What is a Medical Social Worker?

In many cases, individuals require assistance with medical and caregiving decisions. Social workers in this area of the occupation fulfill a critical role in the healthcare profession, and bring essential skills to the smooth resolution and creative problem solving necessary in an everyday context. If you’re interested in specializing within the field of social work, or if you require assistance with healthcare choices and treatments, the article below provides information on this fascinating profession.

Their Role in Healthcare

Medical social workers work with both the public and medical professionals. Their main role is to provide psychosocial support to patients and families with chronic, degenerative, or terminal diseases and disorders such as Alzheimer’s disease, AIDS, and cancer. But they also fulfill other crucial duties. In addition to helping individuals cope with long-term care needs, education, and healthcare options, they work with caregivers to coordinate long-term care, facilitate plans of action, and interact on a regular basis with patients and family.

While they may spend much of their time in an office setting or a practice location, there is also a mobile component to their job. In many cases, they travel to patients in order to provide additional support. Their frequent duties include:

• Collaboration with healthcare professionals to ascertain and evaluate patient needs or the salient physical conditions of the patient’s case.
• Act as an advocate for patients in the instance of a crisis.
• Use of group or individual therapy sessions in order to assist patients and families in recovery from illness or dependency, and assist them to adjust to new life conditions.
• Use of consultation information and personal social work experience to creatively coordinate patient care, with appropriate follow-up involvement to ensure quality of care options.
• Assist patients and families with discharge from care facilities to a home or another care environment.
• Refer patients or families to community resources designed to aid in recovery from physical or mental illness, and provide full access to financial or legal assistance, alternative housing, employment placement agencies, and educational options.
• Plan and implement support activities or group counseling sessions for family, friends, and patients to aid them in understanding, coping with, or providing emotional support during and after an illness.
• Identify and mitigate impediments to patient healing via interviews and careful study of patient records.
• Monitor, record, and conduct evaluations of patient progress in accordance with established, measurable goals set in a crafted treatment plan. If needed, modify treatment plans to accommodate changes in the patient’s needs or life situation.

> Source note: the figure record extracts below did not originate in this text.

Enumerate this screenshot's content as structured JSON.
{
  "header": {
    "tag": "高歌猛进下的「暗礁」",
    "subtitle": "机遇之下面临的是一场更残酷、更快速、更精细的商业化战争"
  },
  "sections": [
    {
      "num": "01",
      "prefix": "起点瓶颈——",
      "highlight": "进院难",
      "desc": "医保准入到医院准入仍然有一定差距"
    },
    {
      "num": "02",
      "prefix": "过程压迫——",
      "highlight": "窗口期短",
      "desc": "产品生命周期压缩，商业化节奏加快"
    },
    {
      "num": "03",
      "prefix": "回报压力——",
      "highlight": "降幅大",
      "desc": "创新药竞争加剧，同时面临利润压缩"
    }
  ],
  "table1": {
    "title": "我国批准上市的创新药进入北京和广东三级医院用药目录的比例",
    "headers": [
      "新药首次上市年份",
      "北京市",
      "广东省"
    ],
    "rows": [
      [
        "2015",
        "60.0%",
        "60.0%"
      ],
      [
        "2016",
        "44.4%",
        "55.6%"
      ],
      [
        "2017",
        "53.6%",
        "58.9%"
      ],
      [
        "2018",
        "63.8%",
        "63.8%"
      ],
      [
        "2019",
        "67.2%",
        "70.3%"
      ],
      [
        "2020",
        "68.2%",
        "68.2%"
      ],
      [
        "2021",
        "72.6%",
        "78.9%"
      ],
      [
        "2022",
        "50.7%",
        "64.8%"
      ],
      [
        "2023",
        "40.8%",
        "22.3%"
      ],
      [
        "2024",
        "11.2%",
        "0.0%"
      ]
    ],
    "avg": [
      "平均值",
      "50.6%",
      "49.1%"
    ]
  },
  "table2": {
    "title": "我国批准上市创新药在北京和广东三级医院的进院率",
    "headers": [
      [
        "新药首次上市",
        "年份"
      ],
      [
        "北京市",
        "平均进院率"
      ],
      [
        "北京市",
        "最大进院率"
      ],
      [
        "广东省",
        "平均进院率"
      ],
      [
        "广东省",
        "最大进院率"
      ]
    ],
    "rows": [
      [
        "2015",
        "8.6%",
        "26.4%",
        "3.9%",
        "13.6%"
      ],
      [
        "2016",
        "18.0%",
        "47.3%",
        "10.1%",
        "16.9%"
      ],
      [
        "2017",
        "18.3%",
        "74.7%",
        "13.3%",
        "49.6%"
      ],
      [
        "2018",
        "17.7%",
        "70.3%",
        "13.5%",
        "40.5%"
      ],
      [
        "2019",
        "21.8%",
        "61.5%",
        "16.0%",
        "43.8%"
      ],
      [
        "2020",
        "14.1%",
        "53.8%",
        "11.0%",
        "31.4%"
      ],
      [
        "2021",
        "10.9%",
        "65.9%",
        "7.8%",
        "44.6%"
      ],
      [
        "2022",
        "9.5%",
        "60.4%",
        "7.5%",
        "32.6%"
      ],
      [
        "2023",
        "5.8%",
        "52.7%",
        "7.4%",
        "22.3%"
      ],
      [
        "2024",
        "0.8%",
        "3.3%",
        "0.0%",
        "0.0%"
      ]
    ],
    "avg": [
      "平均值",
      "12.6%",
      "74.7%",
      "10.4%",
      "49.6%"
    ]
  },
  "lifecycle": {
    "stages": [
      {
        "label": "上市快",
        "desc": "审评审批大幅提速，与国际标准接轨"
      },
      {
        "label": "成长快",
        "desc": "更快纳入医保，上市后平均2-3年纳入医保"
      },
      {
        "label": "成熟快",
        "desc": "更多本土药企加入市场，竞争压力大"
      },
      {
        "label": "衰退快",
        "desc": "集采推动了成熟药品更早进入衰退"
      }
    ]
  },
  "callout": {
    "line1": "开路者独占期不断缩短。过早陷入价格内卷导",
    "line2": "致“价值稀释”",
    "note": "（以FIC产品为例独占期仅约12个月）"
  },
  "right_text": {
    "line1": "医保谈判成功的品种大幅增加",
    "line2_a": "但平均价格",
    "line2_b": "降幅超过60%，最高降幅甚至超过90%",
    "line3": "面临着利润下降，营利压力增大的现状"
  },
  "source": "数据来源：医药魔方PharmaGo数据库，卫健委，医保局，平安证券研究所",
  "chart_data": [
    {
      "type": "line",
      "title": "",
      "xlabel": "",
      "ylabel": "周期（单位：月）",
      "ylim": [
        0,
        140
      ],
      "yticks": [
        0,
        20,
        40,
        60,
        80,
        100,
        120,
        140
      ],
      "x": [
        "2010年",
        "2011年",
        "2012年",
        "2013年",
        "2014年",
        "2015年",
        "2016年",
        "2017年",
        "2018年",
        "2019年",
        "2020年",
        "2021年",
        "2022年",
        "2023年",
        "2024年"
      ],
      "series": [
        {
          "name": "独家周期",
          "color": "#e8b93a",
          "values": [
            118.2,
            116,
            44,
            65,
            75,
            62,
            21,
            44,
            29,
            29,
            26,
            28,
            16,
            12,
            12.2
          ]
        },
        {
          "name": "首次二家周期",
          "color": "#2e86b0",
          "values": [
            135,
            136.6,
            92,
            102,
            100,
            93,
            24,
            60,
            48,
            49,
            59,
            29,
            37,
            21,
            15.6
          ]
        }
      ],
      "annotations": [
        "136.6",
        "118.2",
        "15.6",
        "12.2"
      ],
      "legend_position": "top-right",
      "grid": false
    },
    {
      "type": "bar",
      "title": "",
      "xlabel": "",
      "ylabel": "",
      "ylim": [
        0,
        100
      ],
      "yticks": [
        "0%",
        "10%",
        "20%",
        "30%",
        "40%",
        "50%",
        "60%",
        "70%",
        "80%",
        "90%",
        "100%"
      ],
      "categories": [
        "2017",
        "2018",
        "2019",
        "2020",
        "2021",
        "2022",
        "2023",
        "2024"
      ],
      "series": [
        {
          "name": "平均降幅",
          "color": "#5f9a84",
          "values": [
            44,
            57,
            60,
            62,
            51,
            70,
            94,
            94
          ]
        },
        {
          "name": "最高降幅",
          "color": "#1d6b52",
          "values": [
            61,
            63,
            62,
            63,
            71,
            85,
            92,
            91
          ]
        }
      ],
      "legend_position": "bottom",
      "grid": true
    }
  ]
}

As you can see, the duties of these social workers are rigorous, but deeply rewarding. As a profession, caregiving social work calls upon a broad array of organizational, therapeutic, and interpersonal negotiation skills. Those who elect to pursue this professional path will become experts in the internal workings of the healthcare system, from financial provision to community care options. They will also be called upon to assist in the social healing activities that are an integral part of a patient’s physical and mental progress.

The work is demanding, and the demand for individuals with appropriate skill sets is great. Within the sphere of healthcare, social workers fulfill the needs unmet by other professionals, who care for immediate patient needs. They facilitate and implement care plans that assist patients and families in their journey towards healing in every regard. Precisely because of the diverse array of skills and talents required in this field, many who pursue this occupation may transition from other professions, such as nursing, other types of social work, or other therapy specialties.